We evaluated the costs and benefits of continuous high-level expression of defenses relative to naturally-induced defenses in field-grown Datura wrightii in the presence and absence of herbivores. We induced D. wrightii plants with monthly applications of the plant hormone methyl jasmonate (MeJA) and assessed levels of inducible proteinase inhibitors (Pins). MeJA application increased Pin production by 124 %, whereas the increase in Pins due to herbivory was more modest (36 %). Pin induction was costly and significantly reduced plant fitness compared to unmanipulated plants both in the presence and absence of herbivores. Although MeJA-treated plants exposed to herbivory suffered significantly less herbivore damage than unmanipulated plants exposed to herbivory, this was not accompanied by a corresponding fitness benefit. In contrast to glasshouse studies in which protected plants never expressed Pins, Pin induction occurred in field-grown plants not treated with MeJA and completely protected from herbivory.
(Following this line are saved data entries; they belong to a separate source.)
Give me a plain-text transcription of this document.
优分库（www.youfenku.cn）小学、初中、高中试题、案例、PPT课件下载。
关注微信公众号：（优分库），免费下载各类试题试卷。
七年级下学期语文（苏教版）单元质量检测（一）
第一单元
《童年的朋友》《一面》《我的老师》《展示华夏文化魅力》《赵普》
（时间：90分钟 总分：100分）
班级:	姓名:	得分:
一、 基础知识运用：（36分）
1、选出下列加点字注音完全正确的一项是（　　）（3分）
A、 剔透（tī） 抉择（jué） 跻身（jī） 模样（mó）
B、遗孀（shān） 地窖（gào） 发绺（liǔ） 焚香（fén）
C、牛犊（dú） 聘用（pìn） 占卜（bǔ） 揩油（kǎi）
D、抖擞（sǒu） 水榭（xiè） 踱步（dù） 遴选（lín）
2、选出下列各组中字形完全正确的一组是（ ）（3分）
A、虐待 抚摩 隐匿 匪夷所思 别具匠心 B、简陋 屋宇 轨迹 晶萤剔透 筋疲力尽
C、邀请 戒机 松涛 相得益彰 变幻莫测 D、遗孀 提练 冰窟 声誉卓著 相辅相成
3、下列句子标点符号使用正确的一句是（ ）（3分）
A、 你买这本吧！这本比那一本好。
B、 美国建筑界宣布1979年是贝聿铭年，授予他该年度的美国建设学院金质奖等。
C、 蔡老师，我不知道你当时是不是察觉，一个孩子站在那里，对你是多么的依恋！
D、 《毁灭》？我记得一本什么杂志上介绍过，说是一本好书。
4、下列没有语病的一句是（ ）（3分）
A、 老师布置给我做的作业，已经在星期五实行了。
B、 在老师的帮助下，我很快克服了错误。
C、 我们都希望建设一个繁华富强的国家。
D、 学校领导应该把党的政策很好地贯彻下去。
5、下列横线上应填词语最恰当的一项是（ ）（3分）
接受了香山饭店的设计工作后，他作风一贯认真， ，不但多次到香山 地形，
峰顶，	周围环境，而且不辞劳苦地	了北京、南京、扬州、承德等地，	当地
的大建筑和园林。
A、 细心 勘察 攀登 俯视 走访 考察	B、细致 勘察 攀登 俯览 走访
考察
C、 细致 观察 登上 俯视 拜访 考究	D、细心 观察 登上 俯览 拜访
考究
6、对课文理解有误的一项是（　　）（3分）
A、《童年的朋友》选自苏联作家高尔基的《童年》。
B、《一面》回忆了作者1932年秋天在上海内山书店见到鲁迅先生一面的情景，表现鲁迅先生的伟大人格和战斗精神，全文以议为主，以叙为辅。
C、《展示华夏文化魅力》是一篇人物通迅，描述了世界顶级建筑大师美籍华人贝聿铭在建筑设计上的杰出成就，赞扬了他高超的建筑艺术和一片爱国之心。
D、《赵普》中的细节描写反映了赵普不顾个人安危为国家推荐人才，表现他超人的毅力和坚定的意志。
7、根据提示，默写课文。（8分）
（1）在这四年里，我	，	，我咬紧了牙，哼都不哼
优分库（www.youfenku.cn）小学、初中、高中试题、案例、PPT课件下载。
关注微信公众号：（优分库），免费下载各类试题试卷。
Subsequent experiments confirmed that putative herbivore defenses can be induced abiotically in D. wrightii as: 1) Pin levels did not differ significantly between field-grown plants protected from herbivory and plants exposed to chronic herbivory over the full season; and 2) plants exposed to ambient UV-B light in the absence of herbivory expressed low levels of Pins after two wk of exposure, whereas plants protected from UV-B remained uninduced. The costs of induced responses may be relatively easily determined under field conditions, but there may be many inducing agents in the field, and the benefits of induction may be difficult to associate with any single inducing agent.